The Rule of Seven. I touched upon this previously when talking about decision trees in strategy games. It applies at least equally well to User Interfaces. The mind can innately grasp somewhere between 5-7 items. When you have an Interface that offers more than that, particularly if they're ungrouped, users can no longer intuitively grasp what their options are. A year ago I did a major revision to RPGnet's front page, and my first step was to replace a listing of 15 or 20 "main pages" with a new graphic showing just 5. I'm probably going to up it to 6 next week, and maybe 7 in a couple of months, but I'll still be staying within the boundaries that many people should be able to intuit.

Location, Location, Location. Finally, you really need to think about the location of all your elements in a UI. For example, in my credit card interface I made sure that the "Submit" button was at least near the fold on a standard 800x600 screen. I figured this would make it more likely that people would fill out the form, because they'd see it was just that one screen. In order to accomplish this, I had to push the Terms of Service down below that fold, but it seemed a good compromise to make things optimally easy to use.

I've heard some people talk about a "mom" or "grandma" test: the question being, could your mother or grandmother easily use the interface you've designed? Or, is it something that's only obvious to insiders? (There's a corrolary to this: if you've developed an interface that 99% of the world can use fine, even if your mom can't, it's probably a fine design. Another general rule of business, that happens to be true, is that you'll spend 80% of the time pleasing the last 20% of the people.
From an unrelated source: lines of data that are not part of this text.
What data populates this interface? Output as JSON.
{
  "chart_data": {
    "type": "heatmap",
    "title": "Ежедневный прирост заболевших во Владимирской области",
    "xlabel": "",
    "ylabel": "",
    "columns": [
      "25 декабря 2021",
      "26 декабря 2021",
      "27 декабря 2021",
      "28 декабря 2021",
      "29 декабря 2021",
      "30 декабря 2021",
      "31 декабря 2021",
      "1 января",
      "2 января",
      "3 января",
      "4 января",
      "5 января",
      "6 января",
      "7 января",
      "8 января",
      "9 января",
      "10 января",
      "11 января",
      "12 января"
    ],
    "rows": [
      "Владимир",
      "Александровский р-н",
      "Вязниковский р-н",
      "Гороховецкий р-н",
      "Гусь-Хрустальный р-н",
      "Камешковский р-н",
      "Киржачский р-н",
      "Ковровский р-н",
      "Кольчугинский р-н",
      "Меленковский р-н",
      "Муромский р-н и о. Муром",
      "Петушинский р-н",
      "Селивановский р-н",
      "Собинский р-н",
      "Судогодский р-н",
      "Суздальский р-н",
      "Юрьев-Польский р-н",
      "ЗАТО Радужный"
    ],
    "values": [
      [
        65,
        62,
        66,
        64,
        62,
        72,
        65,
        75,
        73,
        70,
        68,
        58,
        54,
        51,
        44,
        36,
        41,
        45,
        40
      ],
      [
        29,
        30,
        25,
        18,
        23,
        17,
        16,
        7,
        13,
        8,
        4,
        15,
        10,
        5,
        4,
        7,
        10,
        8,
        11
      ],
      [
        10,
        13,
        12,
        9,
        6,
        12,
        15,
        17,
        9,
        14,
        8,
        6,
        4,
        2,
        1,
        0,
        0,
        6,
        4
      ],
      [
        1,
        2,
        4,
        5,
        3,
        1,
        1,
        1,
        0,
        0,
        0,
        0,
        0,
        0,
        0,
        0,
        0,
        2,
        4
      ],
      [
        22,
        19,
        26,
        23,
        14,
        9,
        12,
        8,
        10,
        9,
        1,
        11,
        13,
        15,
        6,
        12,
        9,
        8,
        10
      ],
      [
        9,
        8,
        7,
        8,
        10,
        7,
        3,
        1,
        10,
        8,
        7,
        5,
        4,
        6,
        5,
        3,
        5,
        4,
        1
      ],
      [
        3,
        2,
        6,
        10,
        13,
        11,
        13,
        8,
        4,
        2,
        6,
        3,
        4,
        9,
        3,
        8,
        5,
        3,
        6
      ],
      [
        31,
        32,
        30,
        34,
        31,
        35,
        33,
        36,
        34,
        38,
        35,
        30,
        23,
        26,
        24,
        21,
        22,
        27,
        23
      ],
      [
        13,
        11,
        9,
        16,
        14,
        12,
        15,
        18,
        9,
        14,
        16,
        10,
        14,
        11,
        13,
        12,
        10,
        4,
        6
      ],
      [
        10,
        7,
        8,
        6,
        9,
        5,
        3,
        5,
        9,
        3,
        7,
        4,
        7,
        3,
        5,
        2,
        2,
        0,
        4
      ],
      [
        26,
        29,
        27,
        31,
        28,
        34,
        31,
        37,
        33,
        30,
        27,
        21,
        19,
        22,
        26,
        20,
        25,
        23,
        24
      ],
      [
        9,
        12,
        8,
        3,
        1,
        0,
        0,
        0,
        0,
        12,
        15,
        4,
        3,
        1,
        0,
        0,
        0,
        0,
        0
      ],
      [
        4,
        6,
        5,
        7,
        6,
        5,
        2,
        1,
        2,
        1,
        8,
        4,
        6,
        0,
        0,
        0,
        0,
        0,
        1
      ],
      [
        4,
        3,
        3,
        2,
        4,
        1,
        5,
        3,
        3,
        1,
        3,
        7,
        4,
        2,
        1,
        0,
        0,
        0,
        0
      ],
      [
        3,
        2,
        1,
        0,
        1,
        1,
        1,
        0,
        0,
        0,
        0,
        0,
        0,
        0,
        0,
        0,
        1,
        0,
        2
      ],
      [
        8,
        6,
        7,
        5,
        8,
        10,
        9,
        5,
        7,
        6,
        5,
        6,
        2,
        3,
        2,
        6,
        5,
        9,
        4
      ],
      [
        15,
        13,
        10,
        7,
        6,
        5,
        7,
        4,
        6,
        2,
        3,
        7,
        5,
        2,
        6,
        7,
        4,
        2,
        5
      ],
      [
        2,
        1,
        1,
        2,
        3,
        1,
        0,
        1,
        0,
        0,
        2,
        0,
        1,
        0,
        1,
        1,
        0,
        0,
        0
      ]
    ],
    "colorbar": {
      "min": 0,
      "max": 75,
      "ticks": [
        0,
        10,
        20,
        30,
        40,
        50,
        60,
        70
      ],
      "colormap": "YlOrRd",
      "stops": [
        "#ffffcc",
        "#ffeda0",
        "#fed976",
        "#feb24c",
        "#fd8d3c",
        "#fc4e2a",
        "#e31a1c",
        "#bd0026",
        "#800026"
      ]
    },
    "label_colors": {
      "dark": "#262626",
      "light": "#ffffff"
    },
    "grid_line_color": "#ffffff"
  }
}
You need to know when it's rational to cut that off.)

Text & Graphics

We've talked about interface now, and I've worked through my annoyance over the latest UI I built. The question is, however, how does this relate to computer games?

For web-based games, like Galactic Emperor: Hegemony, the correlation is pretty direct. You're going to hit those exact same trials and tribulations that I ran into when writing my credit card form. You're going to need to verify lots of input and offer really good output.

For text-based games, you need to address the same issues, but in a slightly different format. You need to be really good at offering players alternatives when they've input a command that's illegal for whatever reason. The biggest barrier of entry for a text game is probably figuring out how to work the Command Line Interface. Your UI needs to heavily support players in this.

Contrariwise, for graphic-based games your biggest issue is output, not input. Since you're usually asking players to hit arbitrary keys or buttons, you need to make sure that it's really obvious what those buttons do. I think one of the biggest failures I've seen here was the "upgrade" from Age of Empires to Age of Mythology (we're talking about the computer game now). I've never entirely liked the old Age of Empires interface because the buttons were arrange in a somewhat arbitrary, haphazard order. But Age of Mythology made this even worse by dropping the size of all the buttons by 50% or so. Suddenly the icons were often indistinguishable and I had to start slowly mousing over all the buttons to figure out what they did. Continued usage would eventually have resolved the problem ... but that's generally a pretty bad answer for users.

Conclusion

The bottom line through all of this is that if you're designing a game, you should be spending a notable amount of time on making a user interface that really works. It's just as important as your game's mechanics, and can make or break your game.

What portion of UI design you have to concentrate on will vary depending on the medium you're building for: input will be more an issue for a prose game, output for a graphical game, and both for a web game. Make sure you know where your emphasis will need to be, and pay real attention to it.